Abstract This article digs into Adichie’s world view of the post-colonial Nigeria via her use of the English language in two extracts culled from her Purple Hibiscus. To go into details, the study examines how Adichie makes use of particular types of transitivity patterns to weave into her text her thematic construction of Nigeria after independence. To this end, the Experiential Meaning has been used as a theoretical lens given that the exploration of the transitivity properties in/of a text can provide a full insight into how the writer encodes his/her experience of the world therein as advocated by Systemic Functional Linguistics scholars like Halliday (1971/1976), and his followers Hassan (1985/1989), Eggins (2004), and Matthiessen (2004/2006). As a matter of fact, the study offers a linguistic analysis of the selected extracts, a summary of the findings, and the ensuing interpretation. Actually, the interpretation of the findings has revealed that Adichie has encoded tremendous meanings through her outstanding use of such process types as material, mental and verbal processes.

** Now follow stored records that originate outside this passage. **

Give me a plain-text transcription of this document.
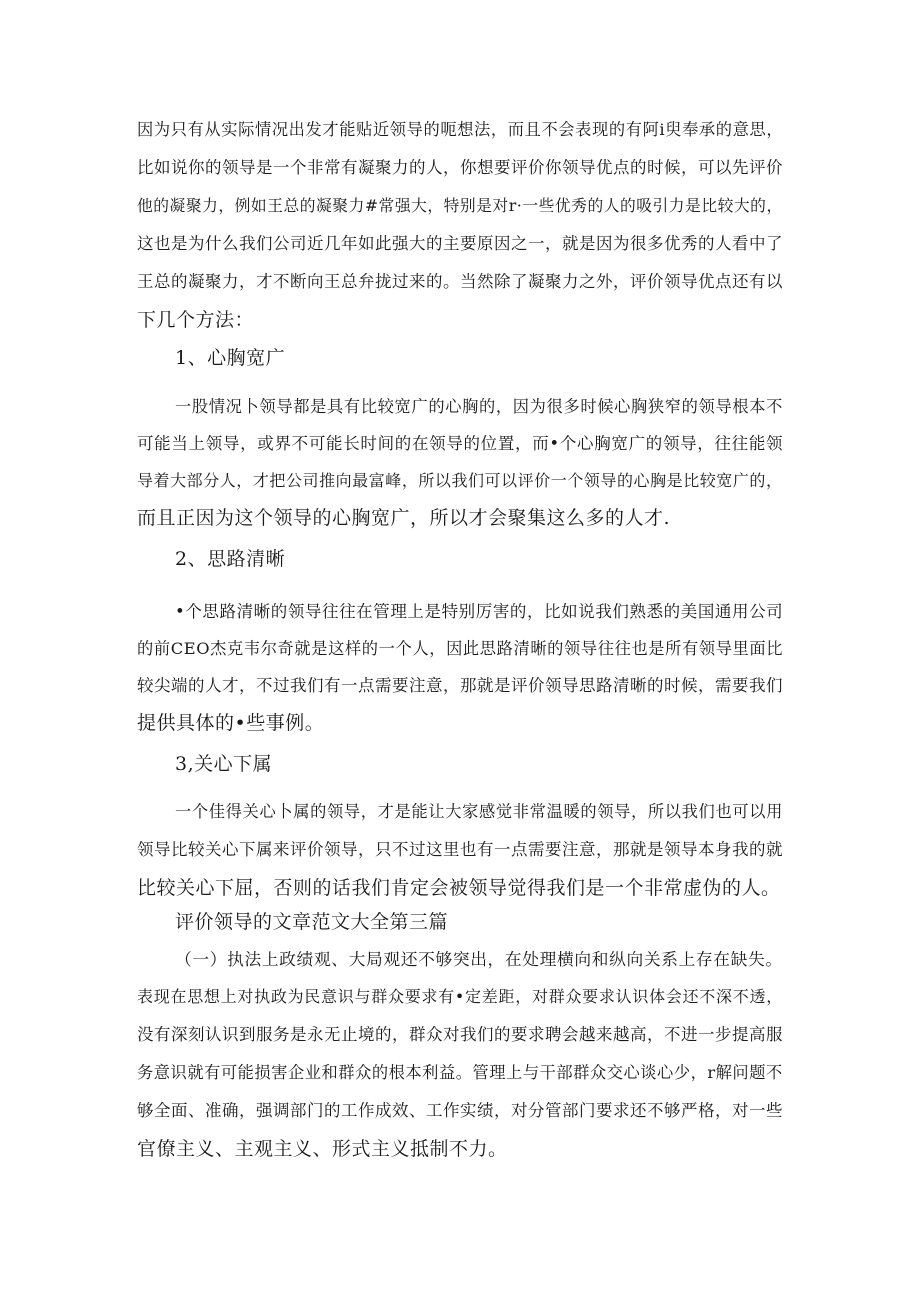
因为只有从实际情况出发才能贴近领导的呃想法，而且不会表现的有阿i臾奉承的意思，
比如说你的领导是一个非常有凝聚力的人，你想要评价你领导优点的时候，可以先评价
他的凝聚力，例如王总的凝聚力#常强大，特别是对r·一些优秀的人的吸引力是比较大的，
这也是为什么我们公司近几年如此强大的主要原因之一，就是因为很多优秀的人看中了
王总的凝聚力，才不断向王总弁拢过来的。当然除了凝聚力之外，评价领导优点还有以
下几个方法：
1、心胸宽广
一股情况卜领导都是具有比较宽广的心胸的，因为很多时候心胸狭窄的领导根本不
可能当上领导，或界不可能长时间的在领导的位置，而•个心胸宽广的领导，往往能领
导着大部分人，才把公司推向最富峰，所以我们可以评价一个领导的心胸是比较宽广的，
而且正因为这个领导的心胸宽广，所以才会聚集这么多的人才.
2、思路清晰
•个思路清晰的领导往往在管理上是特别厉害的，比如说我们熟悉的美国通用公司
的前CEO杰克韦尔奇就是这样的一个人，因此思路清晰的领导往往也是所有领导里面比
较尖端的人才，不过我们有一点需要注意，那就是评价领导思路清晰的时候，需要我们
提供具体的•些事例。
3,关心下属
一个佳得关心卜属的领导，才是能让大家感觉非常温暖的领导，所以我们也可以用
领导比较关心下属来评价领导，只不过这里也有一点需要注意，那就是领导本身我的就
比较关心下屈，否则的话我们肯定会被领导觉得我们是一个非常虚伪的人。
评价领导的文章范文大全第三篇
（一）执法上政绩观、大局观还不够突出，在处理横向和纵向关系上存在缺失。
表现在思想上对执政为民意识与群众要求有•定差距，对群众要求认识体会还不深不透，
没有深刻认识到服务是永无止境的，群众对我们的要求聘会越来越高，不进一步提高服
务意识就有可能损害企业和群众的根本利益。管理上与干部群众交心谈心少，r解问题不
够全面、准确，强调部门的工作成效、工作实绩，对分管部门要求还不够严格，对一些
官僚主义、主观主义、形式主义抵制不力。
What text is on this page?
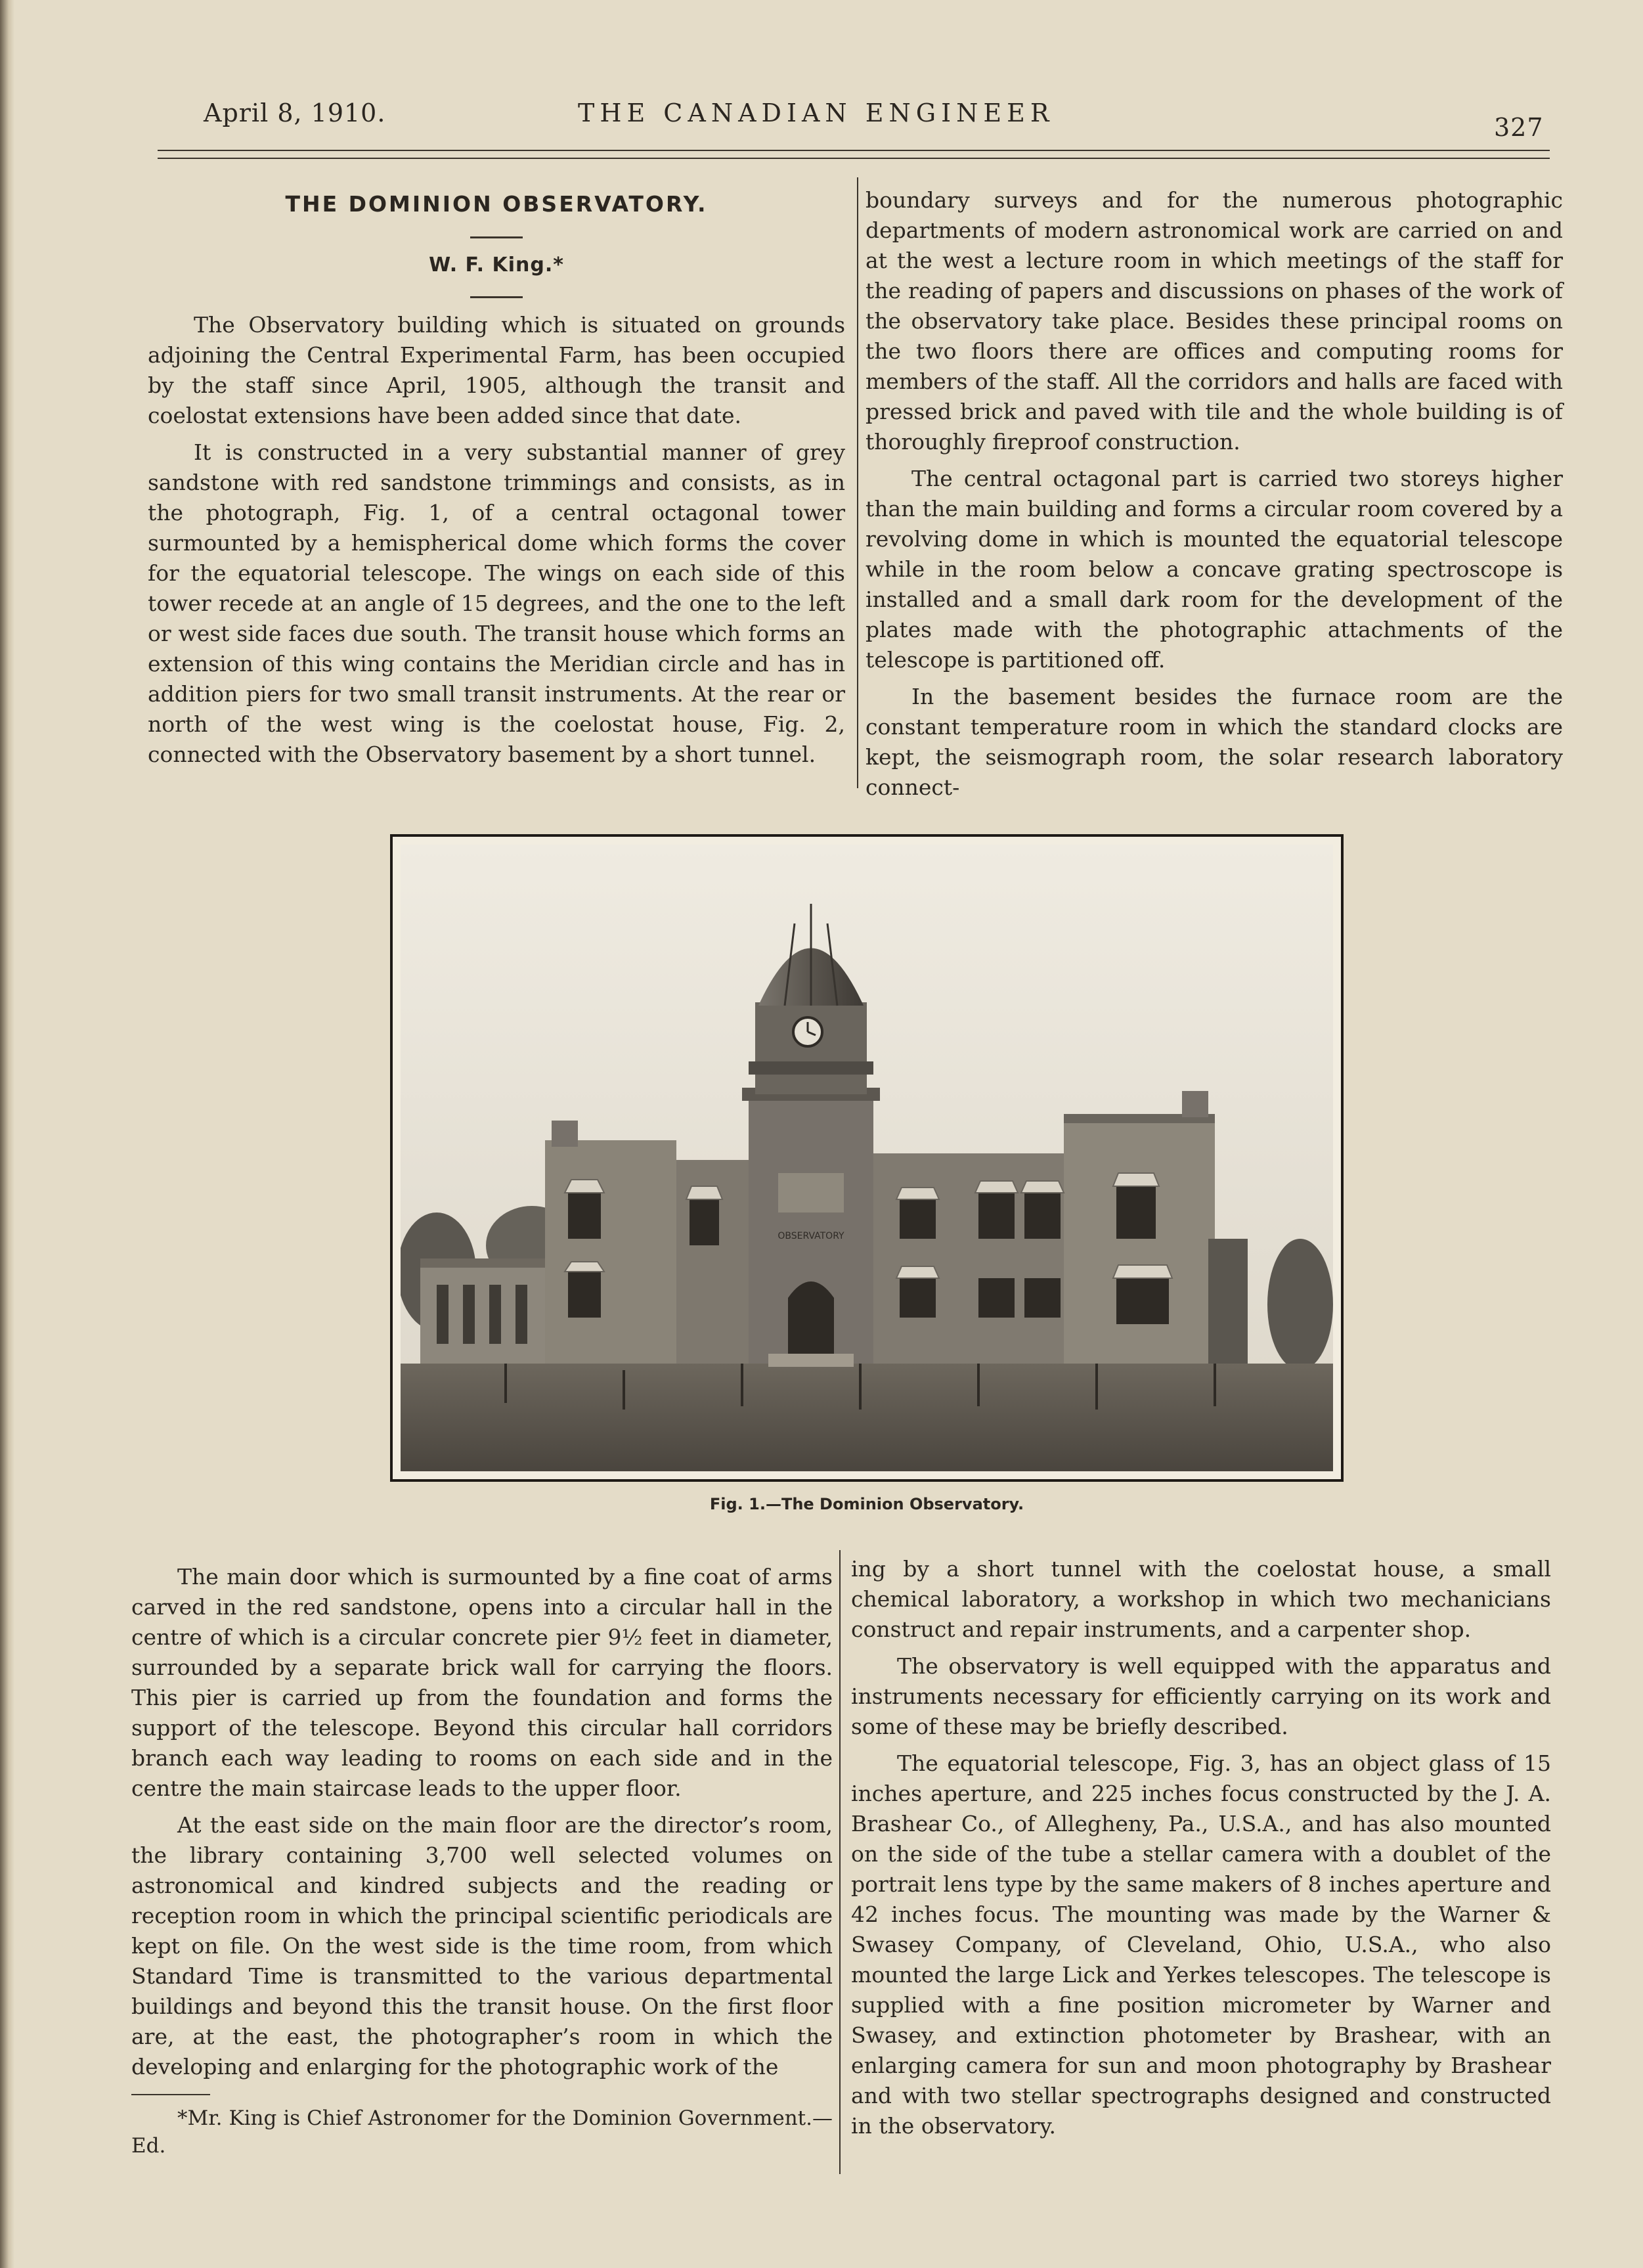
April 8, 1910.	THE CANADIAN ENGINEER	327
THE DOMINION OBSERVATORY.
W. F. King.*

The Observatory building which is situated on grounds adjoining the Central Experimental Farm, has been occupied by the staff since April, 1905, although the transit and coelostat extensions have been added since that date.

It is constructed in a very substantial manner of grey sandstone with red sandstone trimmings and consists, as in the photograph, Fig. 1, of a central octagonal tower surmounted by a hemispherical dome which forms the cover for the equatorial telescope. The wings on each side of this tower recede at an angle of 15 degrees, and the one to the left or west side faces due south. The transit house which forms an extension of this wing contains the Meridian circle and has in addition piers for two small transit instruments. At the rear or north of the west wing is the coelostat house, Fig. 2, connected with the Observatory basement by a short tunnel.

boundary surveys and for the numerous photographic departments of modern astronomical work are carried on and at the west a lecture room in which meetings of the staff for the reading of papers and discussions on phases of the work of the observatory take place. Besides these principal rooms on the two floors there are offices and computing rooms for members of the staff. All the corridors and halls are faced with pressed brick and paved with tile and the whole building is of thoroughly fireproof construction.

The central octagonal part is carried two storeys higher than the main building and forms a circular room covered by a revolving dome in which is mounted the equatorial telescope while in the room below a concave grating spectroscope is installed and a small dark room for the development of the plates made with the photographic attachments of the telescope is partitioned off.

In the basement besides the furnace room are the constant temperature room in which the standard clocks are kept, the seismograph room, the solar research laboratory connect-

OBSERVATORY
Fig. 1.—The Dominion Observatory.

The main door which is surmounted by a fine coat of arms carved in the red sandstone, opens into a circular hall in the centre of which is a circular concrete pier 9½ feet in diameter, surrounded by a separate brick wall for carrying the floors. This pier is carried up from the foundation and forms the support of the telescope. Beyond this circular hall corridors branch each way leading to rooms on each side and in the centre the main staircase leads to the upper floor.

At the east side on the main floor are the director’s room, the library containing 3,700 well selected volumes on astronomical and kindred subjects and the reading or reception room in which the principal scientific periodicals are kept on file. On the west side is the time room, from which Standard Time is transmitted to the various departmental buildings and beyond this the transit house. On the first floor are, at the east, the photographer’s room in which the developing and enlarging for the photographic work of the

*Mr. King is Chief Astronomer for the Dominion Government.—Ed.

ing by a short tunnel with the coelostat house, a small chemical laboratory, a workshop in which two mechanicians construct and repair instruments, and a carpenter shop.

The observatory is well equipped with the apparatus and instruments necessary for efficiently carrying on its work and some of these may be briefly described.

The equatorial telescope, Fig. 3, has an object glass of 15 inches aperture, and 225 inches focus constructed by the J. A. Brashear Co., of Allegheny, Pa., U.S.A., and has also mounted on the side of the tube a stellar camera with a doublet of the portrait lens type by the same makers of 8 inches aperture and 42 inches focus. The mounting was made by the Warner & Swasey Company, of Cleveland, Ohio, U.S.A., who also mounted the large Lick and Yerkes telescopes. The telescope is supplied with a fine position micrometer by Warner and Swasey, and extinction photometer by Brashear, with an enlarging camera for sun and moon photography by Brashear and with two stellar spectrographs designed and constructed in the observatory.
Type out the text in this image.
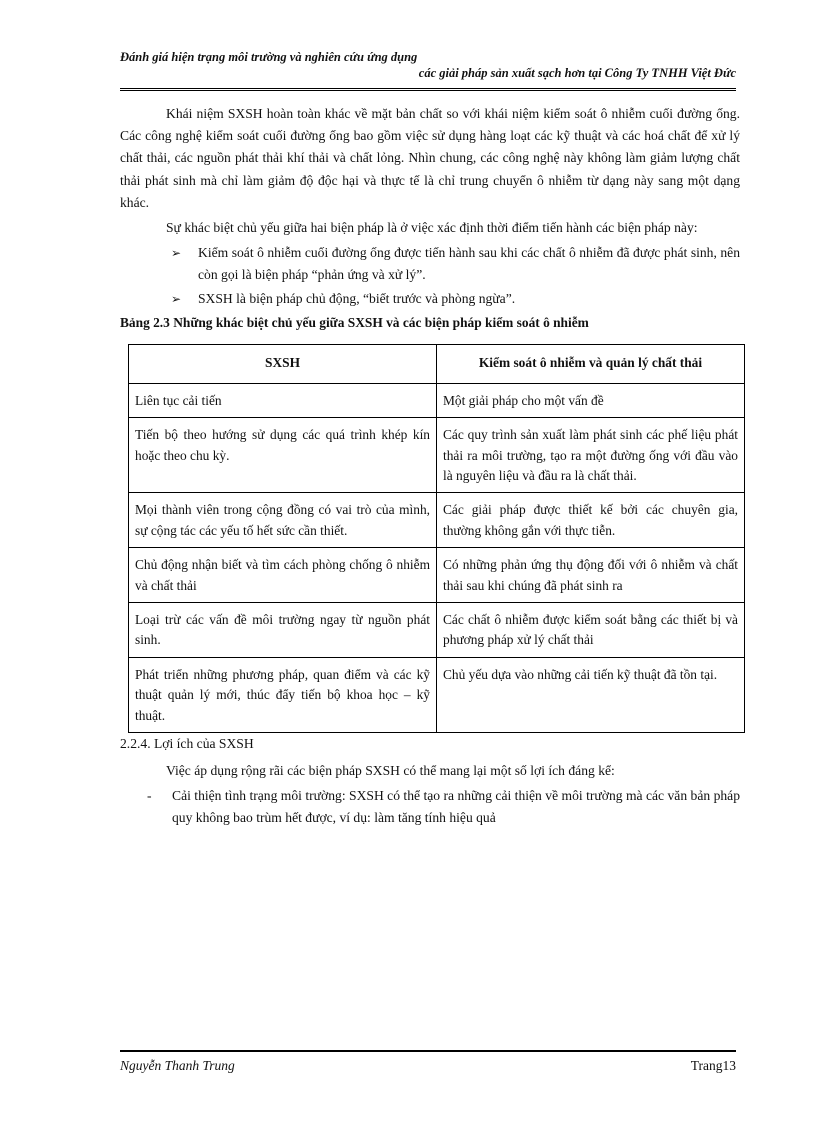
Đánh giá hiện trạng môi trường và nghiên cứu ứng dụng
các giải pháp sản xuất sạch hơn tại Công Ty TNHH Việt Đức

Khái niệm SXSH hoàn toàn khác về mặt bản chất so với khái niệm kiểm soát ô nhiễm cuối đường ống. Các công nghệ kiểm soát cuối đường ống bao gồm việc sử dụng hàng loạt các kỹ thuật và các hoá chất để xử lý chất thải, các nguồn phát thải khí thải và chất lỏng. Nhìn chung, các công nghệ này không làm giảm lượng chất thải phát sinh mà chỉ làm giảm độ độc hại và thực tế là chỉ trung chuyển ô nhiễm từ dạng này sang một dạng khác.

Sự khác biệt chủ yếu giữa hai biện pháp là ở việc xác định thời điểm tiến hành các biện pháp này:

➢ Kiểm soát ô nhiễm cuối đường ống được tiến hành sau khi các chất ô nhiễm đã được phát sinh, nên còn gọi là biện pháp “phản ứng và xử lý”.
➢ SXSH là biện pháp chủ động, “biết trước và phòng ngừa”.

Bảng 2.3 Những khác biệt chủ yếu giữa SXSH và các biện pháp kiểm soát ô nhiễm

SXSH	Kiểm soát ô nhiễm và quản lý chất thải
Liên tục cải tiến	Một giải pháp cho một vấn đề
Tiến bộ theo hướng sử dụng các quá trình khép kín hoặc theo chu kỳ.	Các quy trình sản xuất làm phát sinh các phế liệu phát thải ra môi trường, tạo ra một đường ống với đầu vào là nguyên liệu và đầu ra là chất thải.
Mọi thành viên trong cộng đồng có vai trò của mình, sự cộng tác các yếu tố hết sức cần thiết.	Các giải pháp được thiết kế bởi các chuyên gia, thường không gắn với thực tiễn.
Chủ động nhận biết và tìm cách phòng chống ô nhiễm và chất thải	Có những phản ứng thụ động đối với ô nhiễm và chất thải sau khi chúng đã phát sinh ra
Loại trừ các vấn đề môi trường ngay từ nguồn phát sinh.	Các chất ô nhiễm được kiểm soát bằng các thiết bị và phương pháp xử lý chất thải
Phát triển những phương pháp, quan điểm và các kỹ thuật quản lý mới, thúc đẩy tiến bộ khoa học – kỹ thuật.	Chủ yếu dựa vào những cải tiến kỹ thuật đã tồn tại.

2.2.4. Lợi ích của SXSH

Việc áp dụng rộng rãi các biện pháp SXSH có thể mang lại một số lợi ích đáng kể:

- Cải thiện tình trạng môi trường: SXSH có thể tạo ra những cải thiện về môi trường mà các văn bản pháp quy không bao trùm hết được, ví dụ: làm tăng tính hiệu quả
Nguyễn Thanh Trung	Trang13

The distribution of these key processes in the analyzed extracts per participant has also highlighted both some of the author's key characters and to what extent these latter ones embody her perceptions of the social, religious and political issues that she artistically tries to castigate in her novel under examination. The study ultimately opens up to further explorations embracing such other fields of the Systemic Functional Linguistics as the interpersonal and textual meanings.